Es posible que, como aseveran algunos críticos, el cine de Clint Eastwood esté sobrevalorado. Puede que sus películas no sean tan redondas, bien dirigidas y estructuradas como sus muchos premios afirman, y que repita incansablemente tópicos y lugares comunes sobre los que establece unas reflexiones sin demasiada profundidad. Quizá tengan razón los que tachan a este actor, director y compositor de hacer gala de un conservadurismo rancio e incluso de hacer apología del machismo y la violencia. Desde luego, bodrios como Harry el sucio (y sus cuatro secuelas), o algunos westerns infumables de los setenta no ayudan demasiado, aunque fueran curiosamente los títulos que le otorgaron la fama.
Sin embargo, en los ochenta Eastwood supo reciclarse como pocos actores en un director que, a mi juicio, demuestra una solvencia y un saber hacer que deja en paños menores a muchos de los supuestos geniecillos modernos. Todo empezó con Bird (1988), pasando por Cazador blanco, corazón negro (1990), la magistral Sin perdón (1992) o esa pequeña obra maestra que es Los puentes de Madison (1995). Medianoche en el jardín del bien y del mal (1997), tan magnífica como olvidada, coronó junto a la excelente Poder absoluto (1997) una década sencillamente prodigiosa.
Desde entonces, Eastwood dirigió algunos títulos menores que alternaba con obras demoledoras, como Mystic River (2003), Million Dollar Baby (2005), quizá la más perfecta de sus creaciones, o la sorprendente Cartas desde Iwo Jima (2007), de una sensibilidad conmovedora y un pulso narrativo ejemplar.
En todas las obras citadas, además de alguna que otra incursión exclusiva como actor, como la magnífica En la línea de tiro (W. Petersen, 1993), Eastwood mostraba una sabiduría y un gusto excepcional a la hora de elegir sus proyectos. No olvidemos que estamos ante películas que se han convertido en referentes de géneros tan dispares como el western contemporáneo, la acción, el drama romántico, el thriller político o el biopic musical, por citar sólo algunos. De todos ellos, sin excepción, Eastwood salió bien parado, y no lo hizo por ser un genio sino por dedicarse a su oficio con convicción, curiosidad y profesionalidad.
Evidentemente, Eastwood es un hombre de su tiempo, que por lo demás tiene todo el derecho del mundo a ser conservador.
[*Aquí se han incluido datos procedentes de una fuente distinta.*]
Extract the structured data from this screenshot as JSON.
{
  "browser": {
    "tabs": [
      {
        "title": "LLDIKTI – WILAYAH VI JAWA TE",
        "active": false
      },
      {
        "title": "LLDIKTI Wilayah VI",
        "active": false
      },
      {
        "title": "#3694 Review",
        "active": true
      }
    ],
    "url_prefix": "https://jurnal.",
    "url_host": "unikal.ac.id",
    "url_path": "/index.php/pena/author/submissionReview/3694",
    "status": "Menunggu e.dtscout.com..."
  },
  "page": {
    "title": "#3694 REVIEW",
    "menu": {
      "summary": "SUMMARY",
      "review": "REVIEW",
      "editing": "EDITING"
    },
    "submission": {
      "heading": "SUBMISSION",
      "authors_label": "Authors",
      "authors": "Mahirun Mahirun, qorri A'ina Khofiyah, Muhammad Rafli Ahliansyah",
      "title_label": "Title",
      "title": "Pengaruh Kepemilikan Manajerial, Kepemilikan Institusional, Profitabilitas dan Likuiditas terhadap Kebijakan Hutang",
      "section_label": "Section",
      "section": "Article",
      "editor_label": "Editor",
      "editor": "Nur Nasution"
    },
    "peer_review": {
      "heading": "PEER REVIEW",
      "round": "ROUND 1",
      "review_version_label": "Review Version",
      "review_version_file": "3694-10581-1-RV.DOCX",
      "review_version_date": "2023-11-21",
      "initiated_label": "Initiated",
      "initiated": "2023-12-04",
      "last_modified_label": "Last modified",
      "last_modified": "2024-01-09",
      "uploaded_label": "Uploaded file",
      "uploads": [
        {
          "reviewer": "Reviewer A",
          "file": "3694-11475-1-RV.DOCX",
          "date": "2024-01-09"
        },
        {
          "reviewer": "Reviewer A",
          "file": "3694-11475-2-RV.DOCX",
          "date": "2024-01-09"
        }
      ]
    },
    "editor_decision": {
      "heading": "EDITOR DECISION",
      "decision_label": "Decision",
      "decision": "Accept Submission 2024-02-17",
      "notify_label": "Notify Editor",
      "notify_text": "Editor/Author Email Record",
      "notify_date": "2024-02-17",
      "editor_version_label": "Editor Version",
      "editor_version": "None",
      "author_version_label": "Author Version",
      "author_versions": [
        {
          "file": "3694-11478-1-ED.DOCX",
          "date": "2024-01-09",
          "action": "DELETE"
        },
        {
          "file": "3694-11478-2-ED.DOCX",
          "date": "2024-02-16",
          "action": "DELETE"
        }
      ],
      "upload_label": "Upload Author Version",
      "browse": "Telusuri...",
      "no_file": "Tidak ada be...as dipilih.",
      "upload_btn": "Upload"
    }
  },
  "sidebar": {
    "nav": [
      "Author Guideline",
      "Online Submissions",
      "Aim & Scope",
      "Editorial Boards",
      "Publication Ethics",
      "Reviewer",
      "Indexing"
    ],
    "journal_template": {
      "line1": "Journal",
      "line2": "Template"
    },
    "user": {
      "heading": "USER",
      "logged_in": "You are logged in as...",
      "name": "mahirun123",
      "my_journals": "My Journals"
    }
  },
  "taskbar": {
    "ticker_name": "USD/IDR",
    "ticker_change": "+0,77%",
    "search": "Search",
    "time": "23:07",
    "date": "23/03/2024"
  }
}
Más dificultad encuentro a la hora de adjudicarle la exclusiva de una violencia, un machismo y un belicismo inseparables de la sociedad americana de los años 60, 70 y buena parte de los 80. Cualquiera que conozca el cine contemporáneo de este autor verá lo absurdo de tales acusaciones aunque, forzoso es reconocerlo, él mismo contribuyó a cimentar una leyenda de tipo violento, mujeriego y ultraderechista que quizá su magnífica obra como director no haya logrado sepultar, después de todo.